Normalmente, eu agora faria uma análise sobre as formas, cores, estilo e composição desta obra de arte. Mas diante do ocorrido no dia 8 de janeiro de 2023, vou falar sobre a importância desta obra e sobre a tentativa de destruí-la. Não é “só um Di Cavalcanti”. São tempos difíceis para aqueles que, assim como eu, veem na arte uma forma de preservar e contar a história da humanidade.

Os recentes ataques ao patrimônio público, às instituições e à arte na Praça dos Três Poderes, em Brasília, revelam não somente a polarização da sociedade, como também o descaso de uma parcela pequena, porém barulhenta, da população com a cultura do Brasil. A tela As Mulatas foi uma das muitas obras vandalizadas e pode ser vista como uma síntese do ódio de um grupo para com a nossa cultura.

A obra, hoje com valor estimado em 8 milhões de reais, que teve sete perfurações após os ataques ao Palácio do Planalto, Congresso Nacional e Supremo Tribunal Federal, traz a representação de mulheres negras e brasileiras “comuns”, reunidas em atividades cotidianas. Ainda que o nome do quadro seja problemático, a cena ilustra não aqueles que sempre tiveram lugar nas pinturas tradicionais, mas mulheres que antes não eram vistas como potenciais protagonistas em obras de arte.

Assim como publicado pela antropóloga Lilia Schwarcz em um post em suas redes sociais, “toda vez que governos autoritários atacam a democracia, a arte sofre”. Além dos danos a diversas obras, o Museu Nacional da República também recebeu ameaças de depredação. Ocorridos como esse refletem como a arte e a cultura brasileira foram tratadas pelo último governo, que nunca demonstrou apoio às formas de expressão plurais que promovem o pensar crítico e questionador.
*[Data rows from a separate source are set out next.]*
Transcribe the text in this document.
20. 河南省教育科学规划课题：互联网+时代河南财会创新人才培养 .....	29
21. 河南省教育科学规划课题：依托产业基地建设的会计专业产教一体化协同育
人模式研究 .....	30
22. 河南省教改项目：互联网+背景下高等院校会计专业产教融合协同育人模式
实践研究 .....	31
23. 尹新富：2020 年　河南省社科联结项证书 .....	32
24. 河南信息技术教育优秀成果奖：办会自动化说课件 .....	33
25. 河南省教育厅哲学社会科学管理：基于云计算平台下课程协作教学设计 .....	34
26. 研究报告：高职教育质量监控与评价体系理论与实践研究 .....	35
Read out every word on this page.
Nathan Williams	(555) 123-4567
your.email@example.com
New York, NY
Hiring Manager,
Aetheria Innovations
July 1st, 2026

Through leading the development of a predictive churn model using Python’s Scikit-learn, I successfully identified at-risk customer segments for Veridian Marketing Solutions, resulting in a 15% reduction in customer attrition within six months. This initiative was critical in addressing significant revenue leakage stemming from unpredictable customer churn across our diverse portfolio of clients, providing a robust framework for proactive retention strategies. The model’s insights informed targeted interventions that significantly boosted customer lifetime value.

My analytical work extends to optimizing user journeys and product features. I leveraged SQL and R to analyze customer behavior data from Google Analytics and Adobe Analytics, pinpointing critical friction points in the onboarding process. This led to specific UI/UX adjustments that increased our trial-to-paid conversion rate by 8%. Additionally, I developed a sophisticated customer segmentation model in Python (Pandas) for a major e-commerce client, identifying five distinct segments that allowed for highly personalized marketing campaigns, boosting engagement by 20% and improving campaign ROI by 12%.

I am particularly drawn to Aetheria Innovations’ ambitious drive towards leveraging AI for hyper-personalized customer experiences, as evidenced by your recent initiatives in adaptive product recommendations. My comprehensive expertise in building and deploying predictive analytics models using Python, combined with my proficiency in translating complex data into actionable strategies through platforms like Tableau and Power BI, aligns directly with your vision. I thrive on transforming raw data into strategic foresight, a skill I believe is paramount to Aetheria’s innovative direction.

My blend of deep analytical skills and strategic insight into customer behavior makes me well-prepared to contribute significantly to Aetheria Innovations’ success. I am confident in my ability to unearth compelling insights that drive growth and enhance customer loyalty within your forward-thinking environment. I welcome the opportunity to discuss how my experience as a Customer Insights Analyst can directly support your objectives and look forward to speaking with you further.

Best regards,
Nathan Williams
Mesmo que os criminosos não tenham pensado na relevância histórica de Di Cavalcanti e no que a obra As Mulatas representa, a destruição da pintura pode ser analisada de forma simbólica dentro da atual conjuntura do país. O dano não é apenas a uma simples obra de arte (que já seria muito), mas a ideia de pensar o Brasil através de outra perspectiva. É a analogia perfeita sobre a tentativa de destruição do avanço das discussões relacionadas à cultura brasileira e protagonismo social.

Embora tenha sido depredada, ela ainda existe e resiste. Mesmo com rasgos no meio da tela, ainda podemos ver a imagem representada. Acredito ser esse o ponto onde essa obra e nossa democracia se encontram: apesar de existirem pessoas que querem destruí-la, apagá-la, ela continua visível, estampada.

Esse acontecimento doeu em todos aqueles que entendem a importância da arte para a construção de uma nação saudável, inteligente e reflexiva. Mas felizmente o golpe não deu certo. Foi tão triste quanto patético. Seguiremos sempre firmes, honrando e defendendo nossa arte e nossa (inegociável) democracia.